O mal é o que sai da boca do homem

Já escrevi tanto sobre esse episódio que nem acho assim tão relevante postar mais alguma coisa, no entanto, vou fazê-lo apenas para registrar o fato aqui no blog.
Participei, na verdade não participei, assisti as duas últimas falas de um evento organizado por um professor do meu colegiado sobre educação e sexualidade (pelo menos era isso a proposta no formulário preenchido por ele para tramitar no Centro de Educação, Comunicação e Artes ao qual somos afetos).
O seminário foi divulgado pelo professor como um evento científico e apesar de eu saber como ele se porta diante do tema (já tivemos mais de uma conflito por conta disso), em virtude de ele ser membro da Renovação Carismática, ter um projeto de extensão sobre Missa em Italiano, e eu, por outro lado, não ter religião e ter projetos sobre sexualidade numa perspectiva libertadora, achei interessante a sua atitude: acho mesmo que a universidade deve estar aberta a todas as formas de pensamento. Se é ciência, por que não? Tem tanta teoria circulando pela universidade das quais não compactuo. Além disso, eu não sou censor e nem tenho vontade de sê-lo.
Bem, os alunos se organizaram para protestar  contra o evento porque dias antes dele acontecer, o mesmo professor enviou um whatsapp (para alguns ex-alunos, alunos e conhecidos) com um conteúdo bastante preconceituoso, conclamando a sociedade para participar do evento que, segundo, a mensagem, corria riscos de não acontecer (o medo sempre é a arma de um bom religioso: o inferno, o diabo, um inimigo comum!). 
Quem me conhece sabe que eu não ando por aí disseminando mentiras, exagerando fatos, aumentando um pontos.
Pela manhã, fui lendo relatos de alunos sobre o evento e decidi eu mesmo ver se aquilo estava acontecendo: revistas, polícia, capangas impedindo a entrada, proselitismo religioso, preconceito, deboches etc. etc. etc.
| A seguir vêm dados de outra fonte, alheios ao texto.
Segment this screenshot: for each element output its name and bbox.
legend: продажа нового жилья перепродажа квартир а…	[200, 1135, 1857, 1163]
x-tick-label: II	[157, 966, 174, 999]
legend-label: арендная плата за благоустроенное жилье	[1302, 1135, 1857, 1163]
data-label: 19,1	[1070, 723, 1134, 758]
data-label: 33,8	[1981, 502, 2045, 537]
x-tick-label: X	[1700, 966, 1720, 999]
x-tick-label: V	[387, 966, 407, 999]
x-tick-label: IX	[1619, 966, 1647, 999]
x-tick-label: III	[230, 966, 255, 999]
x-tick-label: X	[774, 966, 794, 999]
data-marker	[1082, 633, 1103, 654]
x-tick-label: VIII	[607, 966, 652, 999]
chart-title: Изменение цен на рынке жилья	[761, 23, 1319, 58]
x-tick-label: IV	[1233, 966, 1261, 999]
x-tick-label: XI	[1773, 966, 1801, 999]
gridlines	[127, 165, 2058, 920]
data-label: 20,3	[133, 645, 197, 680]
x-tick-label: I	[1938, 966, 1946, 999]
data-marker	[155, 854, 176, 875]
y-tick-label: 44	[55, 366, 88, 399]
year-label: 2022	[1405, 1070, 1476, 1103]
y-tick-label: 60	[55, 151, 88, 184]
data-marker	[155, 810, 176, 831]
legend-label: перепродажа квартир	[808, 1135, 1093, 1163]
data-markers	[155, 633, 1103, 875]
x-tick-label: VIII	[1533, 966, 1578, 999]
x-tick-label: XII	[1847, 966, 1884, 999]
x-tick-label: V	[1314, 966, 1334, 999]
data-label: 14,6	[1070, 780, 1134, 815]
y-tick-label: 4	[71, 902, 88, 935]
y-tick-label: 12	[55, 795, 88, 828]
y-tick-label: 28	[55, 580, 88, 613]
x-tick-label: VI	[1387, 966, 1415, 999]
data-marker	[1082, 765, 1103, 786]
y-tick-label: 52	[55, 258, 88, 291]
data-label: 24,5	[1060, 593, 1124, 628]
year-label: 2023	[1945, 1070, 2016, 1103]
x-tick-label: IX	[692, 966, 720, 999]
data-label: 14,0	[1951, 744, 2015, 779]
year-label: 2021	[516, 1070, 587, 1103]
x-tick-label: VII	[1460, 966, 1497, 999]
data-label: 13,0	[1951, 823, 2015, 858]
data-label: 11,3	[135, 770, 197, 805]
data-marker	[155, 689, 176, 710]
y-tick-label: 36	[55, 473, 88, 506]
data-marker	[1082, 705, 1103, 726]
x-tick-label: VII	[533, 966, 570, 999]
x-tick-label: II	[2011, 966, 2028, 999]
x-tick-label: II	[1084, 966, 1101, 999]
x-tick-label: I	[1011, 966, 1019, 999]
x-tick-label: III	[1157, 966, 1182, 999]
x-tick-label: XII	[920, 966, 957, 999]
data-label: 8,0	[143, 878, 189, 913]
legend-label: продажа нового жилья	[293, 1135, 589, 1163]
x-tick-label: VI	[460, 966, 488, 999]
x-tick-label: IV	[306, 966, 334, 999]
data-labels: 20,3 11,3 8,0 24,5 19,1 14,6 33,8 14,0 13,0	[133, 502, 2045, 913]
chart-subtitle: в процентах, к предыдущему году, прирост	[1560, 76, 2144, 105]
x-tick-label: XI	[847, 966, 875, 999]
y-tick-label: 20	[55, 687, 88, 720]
Cheguei no finalzinho de uma apresentação e o palestrante sabia mais da Judith Butler do que a própria Butler. Ele citava o livro Problemas de gênero para desconstruir, segundo ele, a própria autora.
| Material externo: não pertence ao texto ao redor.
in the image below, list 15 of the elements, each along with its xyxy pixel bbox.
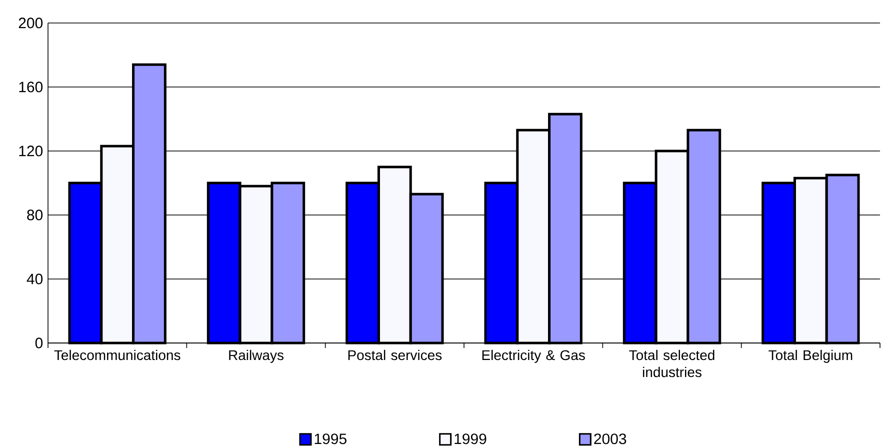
y-tick-label: 200 <box>18 18 43 28</box>
legend-label: 2003 <box>594 434 626 444</box>
y-tick-label: 0 <box>35 338 43 348</box>
y-tick-label: 160 <box>19 82 43 92</box>
x-tick-label: Postal services <box>348 350 442 360</box>
legend-label: 1995 <box>314 434 346 444</box>
x-tick-label: Telecommunications <box>54 350 180 360</box>
y-tick-label: 40 <box>26 274 43 284</box>
x-tick-label: Total Belgium <box>768 350 852 363</box>
x-tick-label: Total selected industries <box>629 350 714 378</box>
y-tick-label: 80 <box>27 210 43 220</box>
x-tick-label: Railways <box>229 350 284 363</box>
legend-label: 1999 <box>454 434 486 444</box>
y-tick-label: 120 <box>19 146 43 156</box>
x-tick-label: Electricity & Gas <box>482 350 585 363</box>
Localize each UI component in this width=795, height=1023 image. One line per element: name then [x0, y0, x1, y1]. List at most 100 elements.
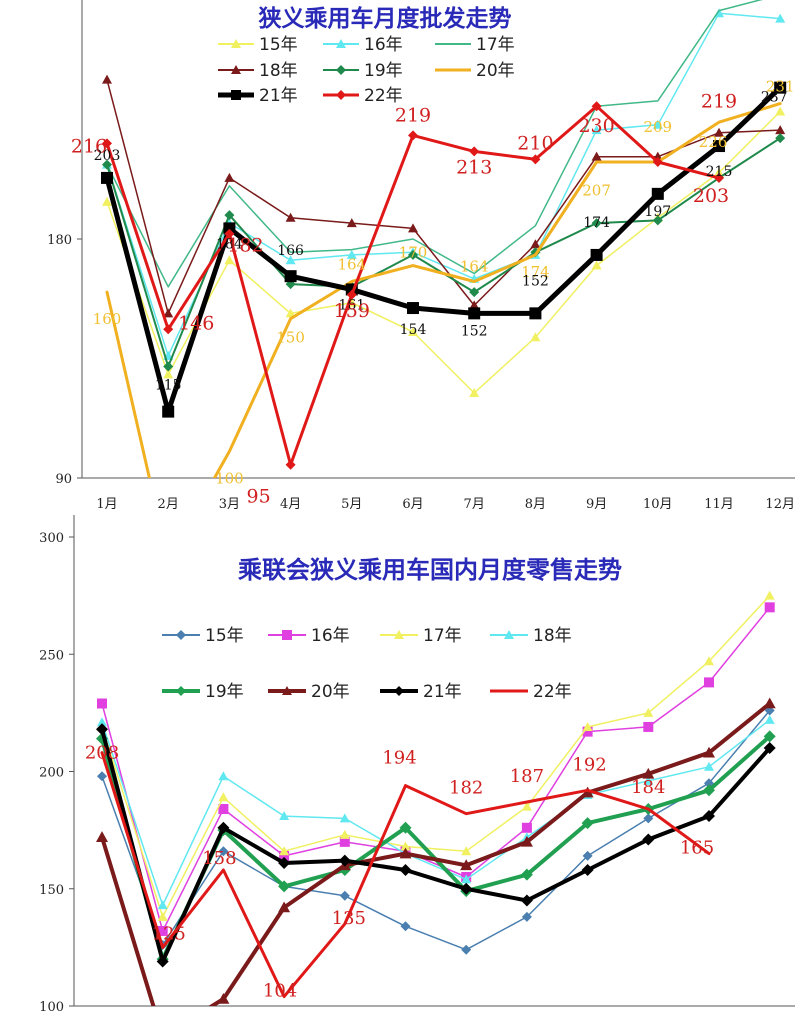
series-22 — [102, 101, 724, 470]
legend-item-22: 22年 — [490, 682, 572, 702]
legend-item-16: 16年 — [268, 626, 350, 646]
legend-label: 18年 — [259, 61, 298, 81]
x-tick-label-4: 4月 — [280, 497, 301, 512]
legend-label: 17年 — [423, 626, 462, 646]
data-label-5-135: 135 — [332, 908, 366, 929]
data-point-21-2 — [162, 405, 175, 418]
data-point-16-11 — [704, 677, 714, 688]
data-label-7-182: 182 — [449, 778, 483, 799]
data-label-7-213: 213 — [456, 156, 492, 178]
series-line-22 — [105, 104, 721, 467]
data-point-15-9 — [591, 260, 602, 270]
data-label-5-159: 159 — [334, 300, 370, 322]
data-point-21-11 — [703, 810, 715, 823]
data-label-4-104: 104 — [263, 981, 297, 1002]
data-point-16-9 — [582, 726, 593, 737]
data-point-18-11 — [714, 127, 724, 137]
series-line-20 — [100, 701, 772, 1006]
data-label-11-219: 219 — [701, 90, 737, 112]
data-point-16-4 — [285, 255, 296, 265]
series-17 — [106, 0, 763, 288]
data-point-22-11 — [714, 172, 724, 183]
x-tick-label-8: 8月 — [525, 497, 546, 512]
data-label-11-215: 215 — [706, 164, 733, 180]
data-point-21-10 — [642, 833, 655, 846]
data-point-21-4 — [278, 856, 291, 869]
legend-marker — [176, 630, 186, 640]
y-tick-label-300: 300 — [39, 531, 64, 546]
data-label-1-203: 203 — [94, 148, 121, 164]
data-label-11-226: 226 — [699, 133, 728, 151]
retail-trend-chart: 乘联会狭义乘用车国内月度零售走势 1001502002503001月2月3月4月… — [0, 515, 795, 1023]
series-22 — [100, 751, 711, 999]
data-label-6-170: 170 — [399, 244, 428, 262]
legend-marker — [176, 686, 186, 696]
legend-marker — [336, 90, 346, 100]
data-point-20-7 — [460, 859, 473, 871]
y-tick-label-180: 180 — [47, 233, 72, 248]
legend-item-19: 19年 — [323, 61, 403, 81]
data-point-15-3 — [224, 255, 235, 265]
data-label-5-164: 164 — [337, 255, 366, 273]
legend-item-17: 17年 — [435, 35, 515, 55]
data-point-19-3 — [224, 210, 235, 221]
data-point-20-10 — [642, 767, 655, 779]
data-point-21-11 — [713, 140, 725, 153]
legend-label: 17年 — [476, 35, 515, 55]
data-label-2-115: 115 — [155, 378, 182, 394]
data-label-3-184: 184 — [216, 236, 243, 252]
legend-marker — [231, 39, 241, 48]
data-point-19-2 — [163, 361, 174, 372]
data-point-18-1 — [97, 717, 107, 727]
data-point-17-12 — [764, 590, 775, 600]
legend-item-19: 19年 — [162, 682, 244, 702]
data-label-8-152: 152 — [522, 273, 549, 289]
data-point-18-8 — [530, 239, 541, 249]
data-label-10-197: 197 — [644, 204, 671, 220]
data-point-20-1 — [96, 831, 108, 842]
wholesale-chart-svg: 狭义乘用车月度批发走势 90 180 1月 2月 3月 4月 5月 6月 7月 8月 9月 10月 11… — [47, 0, 795, 512]
data-label-9-174: 174 — [583, 215, 610, 231]
data-point-21-5 — [338, 854, 351, 867]
data-point-21-2 — [156, 955, 169, 968]
data-point-19-12 — [763, 730, 776, 743]
data-point-21-1 — [96, 723, 108, 736]
data-point-21-4 — [284, 270, 297, 283]
legend-item-18: 18年 — [490, 626, 572, 646]
data-point-22-3 — [224, 228, 235, 239]
x-tick-label-1: 1月 — [96, 497, 117, 512]
data-point-15-10 — [643, 813, 654, 824]
data-point-20-4 — [278, 901, 291, 913]
data-point-16-1 — [97, 698, 107, 709]
data-point-17-8 — [521, 801, 532, 811]
data-point-17-3 — [218, 792, 229, 802]
x-tick-label-2: 2月 — [158, 497, 179, 512]
data-point-15-1 — [102, 196, 112, 206]
legend-item-21: 21年 — [218, 86, 298, 106]
series-line-15 — [101, 709, 771, 951]
data-label-6-194: 194 — [382, 748, 416, 769]
series-line-16 — [106, 12, 781, 357]
y-tick-label-100: 100 — [39, 1000, 64, 1015]
data-point-18-7 — [469, 300, 480, 310]
data-point-18-2 — [157, 900, 168, 910]
data-point-22-5 — [346, 289, 357, 300]
series-18 — [102, 74, 786, 318]
data-point-22-10 — [652, 156, 663, 167]
legend-label: 15年 — [205, 626, 244, 646]
legend-label: 20年 — [476, 61, 515, 81]
legend-item-20: 20年 — [268, 682, 350, 702]
data-point-18-9 — [591, 151, 602, 161]
chart-title: 乘联会狭义乘用车国内月度零售走势 — [237, 556, 622, 584]
x-tick-label-3: 3月 — [219, 497, 240, 512]
legend-label: 22年 — [364, 86, 403, 106]
data-point-21-3 — [223, 222, 236, 235]
data-point-22-4 — [285, 459, 296, 470]
legend-label: 19年 — [205, 682, 244, 702]
x-tick-label-12: 12月 — [765, 497, 795, 512]
series-line-21 — [100, 727, 772, 964]
data-point-16-3 — [218, 804, 229, 815]
legend-label: 15年 — [259, 35, 298, 55]
data-point-18-4 — [285, 212, 296, 222]
data-point-21-8 — [529, 307, 542, 320]
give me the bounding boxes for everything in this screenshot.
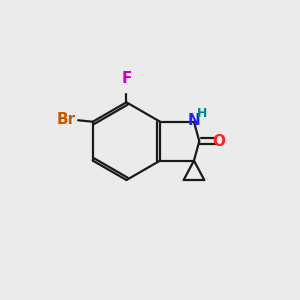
Text: O: O — [212, 134, 225, 149]
Text: H: H — [197, 107, 207, 120]
Text: F: F — [121, 71, 132, 86]
Text: Br: Br — [56, 112, 75, 127]
Text: N: N — [188, 113, 200, 128]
As duas últimas palestras não foram diferentes. Os convidados estavam ali para justificar uma crença: não erma trabalhos científicos, com métodos, objetos, análises. Eram catequeses, proselitismo religioso (como disse acima).
Não é que a universidade não possa ceder o seu espaço pra isso. Pode e deve, a universidade é de todos nós! Mas um evento religioso não pode/deve ser certificado como um evento acadêmico, porque aí estamos colocando a credibilidade da universidade em xeque. Por que dessa forma colocamos tudo e qualquer coisa no mesmo patamar da ciência, daquela que tem uma teoria que te permite analisar um corpus.
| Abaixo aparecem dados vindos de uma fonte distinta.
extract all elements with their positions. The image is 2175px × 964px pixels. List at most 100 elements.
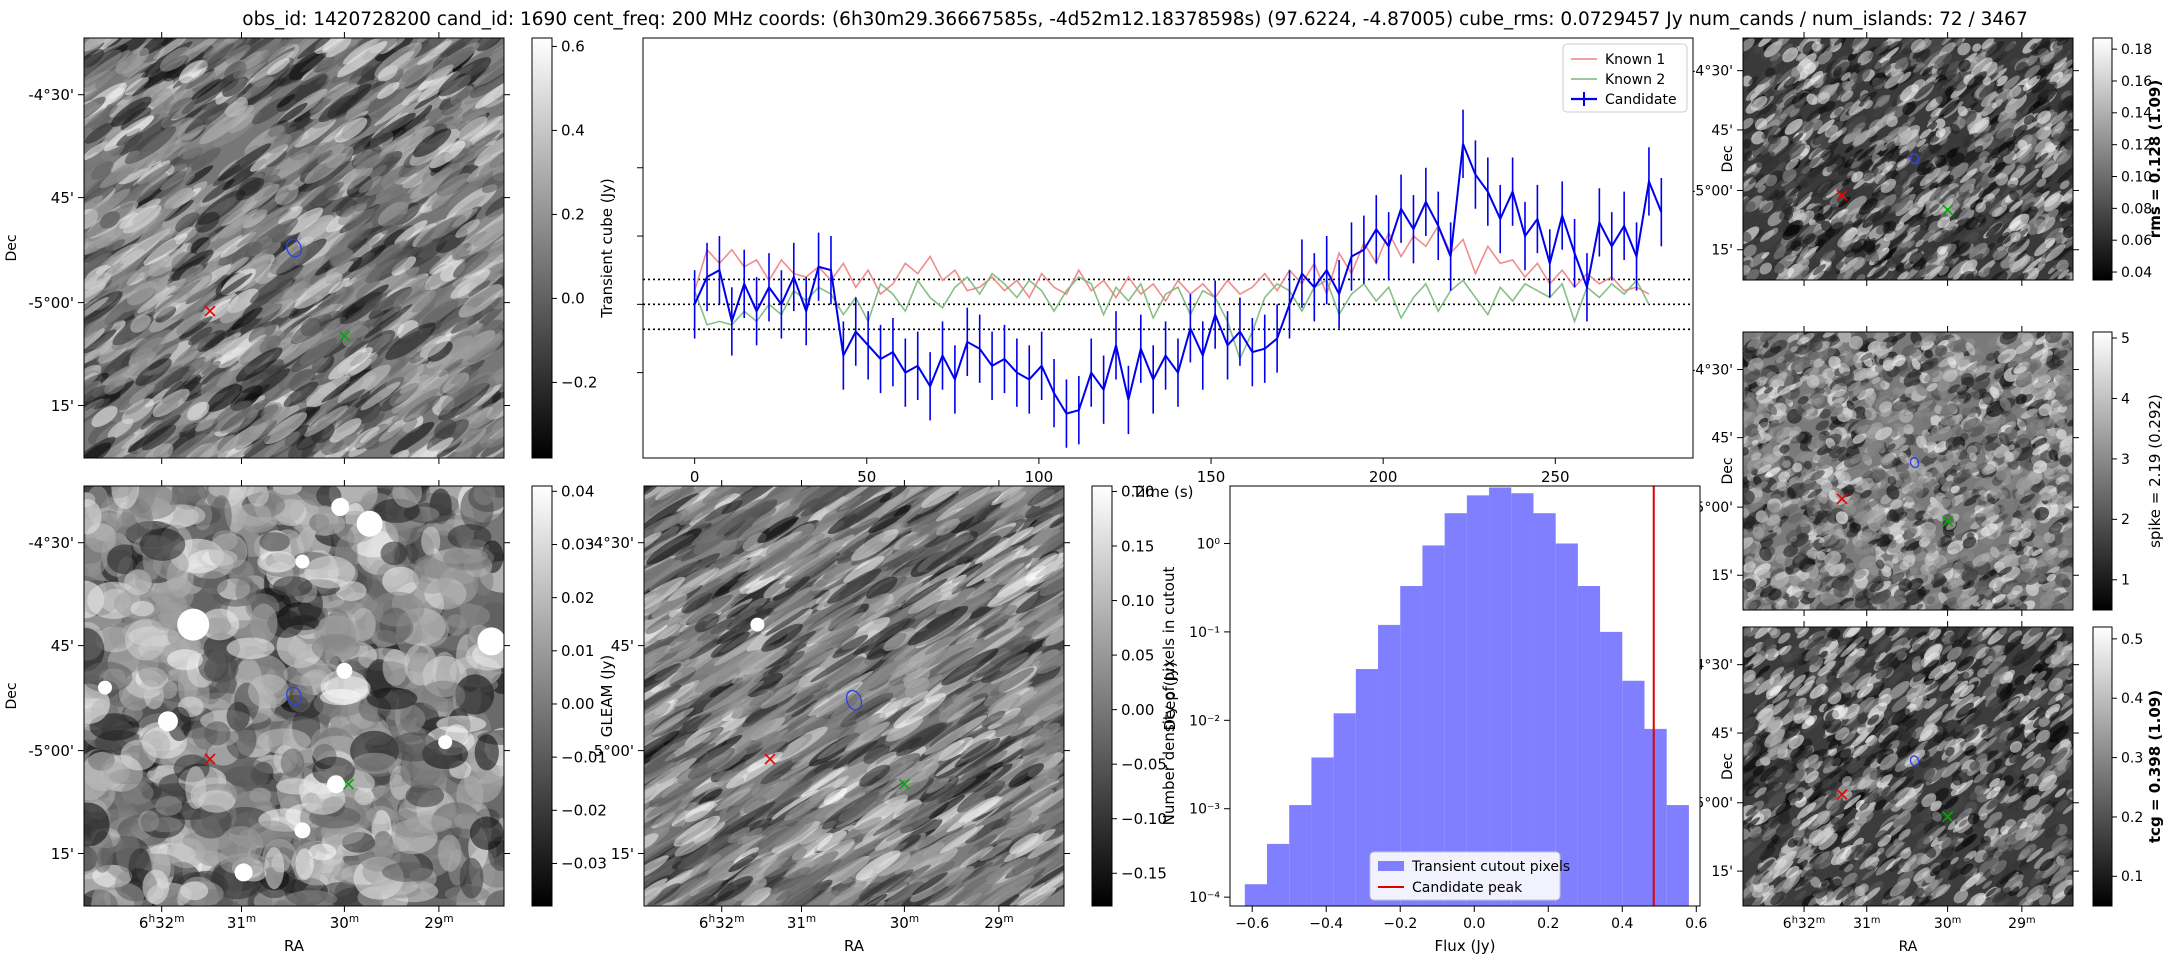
gleam-pixel-blob	[111, 466, 139, 509]
gleam-ra-label: RA	[284, 937, 305, 955]
gleam-pixel-blob	[235, 577, 256, 607]
gleam-pixel-blob	[167, 837, 206, 868]
transient-dec-label: Dec	[4, 234, 20, 261]
gleam-pixel-blob	[475, 734, 499, 770]
gleam-bright-source	[158, 711, 178, 731]
gleam-dec-label: Dec	[4, 682, 20, 709]
transient-colorbar-tick-label: −0.2	[561, 374, 597, 392]
gleam-pixel-blob	[257, 551, 296, 573]
gleam-bright-source	[177, 609, 209, 641]
gleam-pixel-blob	[140, 528, 186, 561]
gleam-pixel-blob	[421, 526, 440, 556]
gleam-colorbar-tick-label: 0.01	[561, 642, 594, 660]
gleam-ra-tick-label: 31m	[227, 913, 256, 932]
gleam-pixel-blob	[185, 766, 206, 809]
gleam-colorbar-tick-label: 0.00	[561, 695, 594, 713]
gleam-pixel-blob	[382, 567, 419, 596]
gleam-pixel-blob	[285, 890, 337, 907]
gleam-pixel-blob	[443, 545, 494, 570]
deep-colorbar	[1092, 486, 1112, 906]
gleam-pixel-blob	[121, 781, 153, 804]
transient-dec-tick-label: 15'	[51, 397, 74, 415]
gleam-pixel-blob	[73, 499, 101, 534]
deep-dec-tick-label: 45'	[611, 637, 634, 655]
gleam-pixel-blob	[208, 649, 226, 677]
gleam-colorbar-tick-label: −0.02	[561, 802, 607, 820]
gleam-pixel-blob	[150, 817, 183, 832]
gleam-pixel-blob	[404, 643, 437, 685]
gleam-pixel-blob	[389, 732, 439, 761]
gleam-dec-tick-label: -4°30'	[28, 534, 74, 552]
gleam-pixel-blob	[66, 803, 110, 847]
gleam-pixel-blob	[320, 689, 361, 705]
gleam-pixel-blob	[155, 796, 182, 816]
gleam-pixel-blob	[209, 533, 248, 569]
gleam-pixel-blob	[104, 883, 144, 912]
gleam-pixel-blob	[240, 760, 269, 788]
transient-colorbar-label: Transient cube (Jy)	[598, 178, 616, 318]
gleam-image	[59, 466, 530, 923]
figure-title: obs_id: 1420728200 cand_id: 1690 cent_fr…	[242, 9, 2027, 30]
gleam-pixel-blob	[438, 835, 461, 872]
gleam-ra-tick-label: 29m	[424, 913, 453, 932]
gleam-pixel-blob	[354, 788, 374, 805]
gleam-pixel-blob	[273, 576, 312, 597]
gleam-pixel-blob	[295, 848, 313, 880]
gleam-pixel-blob	[382, 862, 432, 882]
transient-dec-tick-label: -4°30'	[28, 86, 74, 104]
gleam-bright-source	[336, 663, 352, 679]
gleam-bright-source	[331, 498, 349, 516]
gleam-dec-tick-label: -5°00'	[28, 742, 74, 760]
transient-colorbar	[532, 38, 552, 458]
gleam-colorbar-tick-label: 0.04	[561, 483, 594, 501]
transient-image	[57, 16, 529, 479]
transient-colorbar-tick-label: 0.0	[561, 290, 585, 308]
gleam-pixel-blob	[441, 603, 490, 628]
gleam-bright-source	[357, 511, 383, 537]
transient-colorbar-tick-label: 0.2	[561, 206, 585, 224]
gleam-pixel-blob	[167, 649, 203, 670]
deep-colorbar-tick-label: 0.15	[1121, 537, 1154, 555]
gleam-bright-source	[477, 627, 505, 655]
deep-ra-tick-label: 30m	[890, 913, 919, 932]
gleam-pixel-blob	[259, 532, 290, 552]
gleam-pixel-blob	[142, 869, 169, 904]
deep-ra-tick-label: 6h32m	[699, 913, 745, 932]
deep-dec-tick-label: -5°00'	[588, 742, 634, 760]
gleam-pixel-blob	[283, 662, 332, 686]
gleam-pixel-blob	[130, 601, 154, 616]
gleam-ra-tick-label: 30m	[330, 913, 359, 932]
gleam-pixel-blob	[139, 680, 160, 697]
gleam-pixel-blob	[227, 637, 275, 659]
gleam-pixel-blob	[159, 680, 178, 699]
deep-texture	[613, 464, 1099, 930]
gleam-pixel-blob	[312, 634, 360, 661]
deep-image	[613, 464, 1099, 930]
gleam-pixel-blob	[352, 753, 397, 774]
gleam-pixel-blob	[227, 702, 250, 731]
transient-dec-tick-label: 45'	[51, 189, 74, 207]
gleam-pixel-blob	[248, 674, 289, 709]
gleam-dec-tick-label: 45'	[51, 637, 74, 655]
gleam-pixel-blob	[371, 592, 424, 627]
transient-dec-tick-label: -5°00'	[28, 294, 74, 312]
gleam-pixel-blob	[485, 890, 522, 921]
gleam-pixel-blob	[264, 847, 284, 889]
deep-ra-label: RA	[844, 937, 865, 955]
gleam-pixel-blob	[470, 816, 504, 850]
gleam-pixel-blob	[281, 749, 305, 778]
gleam-pixel-blob	[421, 681, 466, 712]
gleam-bright-source	[438, 735, 452, 749]
gleam-bright-source	[327, 775, 345, 793]
gleam-pixel-blob	[468, 482, 508, 512]
gleam-colorbar-tick-label: −0.03	[561, 855, 607, 873]
transient-colorbar-tick-label: 0.6	[561, 38, 585, 56]
deep-colorbar-tick-label: −0.15	[1121, 865, 1167, 883]
transient-colorbar-tick-label: 0.4	[561, 122, 585, 140]
gleam-colorbar-tick-label: 0.02	[561, 589, 594, 607]
deep-ra-tick-label: 29m	[984, 913, 1013, 932]
gleam-bright-source	[235, 863, 253, 881]
gleam-pixel-blob	[367, 687, 418, 709]
gleam-dec-tick-label: 15'	[51, 845, 74, 863]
Encontrar na internet aquilo que reforça um pensamento não é fazer ciência! Trazer dados que confirmem a sua posição política tb não é fazer ciência. Bem, não me inscrevi e por isso não pude fazer perguntas nem considerações. Eu o faria com muita educação e gentileza, mas não sairia do auditório assim calado diante de tudo aquilo que ouvi.
Bem, o evento está registrado e pronto.